Any drivers you like, Windows Update's WHQL, nVidia direct, same problem.

Got the GeForce 6800GT for Christmas yesterday, same problem.

Graphical corruption if with Aero enabled and i run in high dpi (108dpi)
 
i think i've isolated the glorified notepad program that is managed to
corrupt WPF/Aero/Glass. i've had the program not run for 2 weeks and had no
problems.

This morning i ran the program and within 10 minutes Start Menu and Taskbar
were unusable. i killed the program, restarted explorer, and i'll go for
another few days with the program not running.

If the problems then reappear after i try loading it again i'l have found
the culprit.

The next question is how a 10 year old text editor can corrupt Vista's
display.

My next step would have been to install a downloaded copy of Vista onto a
virtual pc, but Aero cannot work on a Trio64.
 
i have found a program that will cause all explorer windows (desktop,
taskbar, start menu, Alt+Tab, non-client areas) to become graphically
corrupt.
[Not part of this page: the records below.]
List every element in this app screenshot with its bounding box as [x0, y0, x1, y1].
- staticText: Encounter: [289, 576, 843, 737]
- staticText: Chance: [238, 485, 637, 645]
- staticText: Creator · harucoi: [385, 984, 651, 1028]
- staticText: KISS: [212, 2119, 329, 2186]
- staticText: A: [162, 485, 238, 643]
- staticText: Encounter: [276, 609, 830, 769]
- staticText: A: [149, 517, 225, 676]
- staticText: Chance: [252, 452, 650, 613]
The problem only happens with "Aero" enabled, and you're running in
non-96 dpi.

It's impressive that what is essentially a text editor program can corrupt
explorer. Obviously the program is doing something bad - but it should not be
able to lead to a denial of service against my computer.

If you're malicious, feel free to see what the app is doing, and reproduce it.

Screenshots:
http://hereford.homeip.net/Pictures/Vista - graphical corruption high dpi.png
http://hereford.homeip.net/Pictures/Vista - graphical corruption high dpi
2.png
http://hereford.homeip.net/Pictures/Vista - Graphical corruption high dpi
4.png

Steps to Reproduce the Problem
1. Enable Windows Desktop Composition (Aero)
2. Change system to a dpi setting other than 96 dpi (e.g. 108dpi, 120dpi),
and reboot for the changes to take effect
3. Run the problematic software (Action Outline 1.6 -
http://hereford.homeip.net/actionoutline.rar)
4. Wait 30 minutes.

i've had colleagues reproduce the problem on their own home machines.

Now that there is a reproducable way to corrupt explorer.exe, i'm sure the
guys who wrote WPF would like to see it. They might want to see how a process
running as standard user is able to corrupt another process.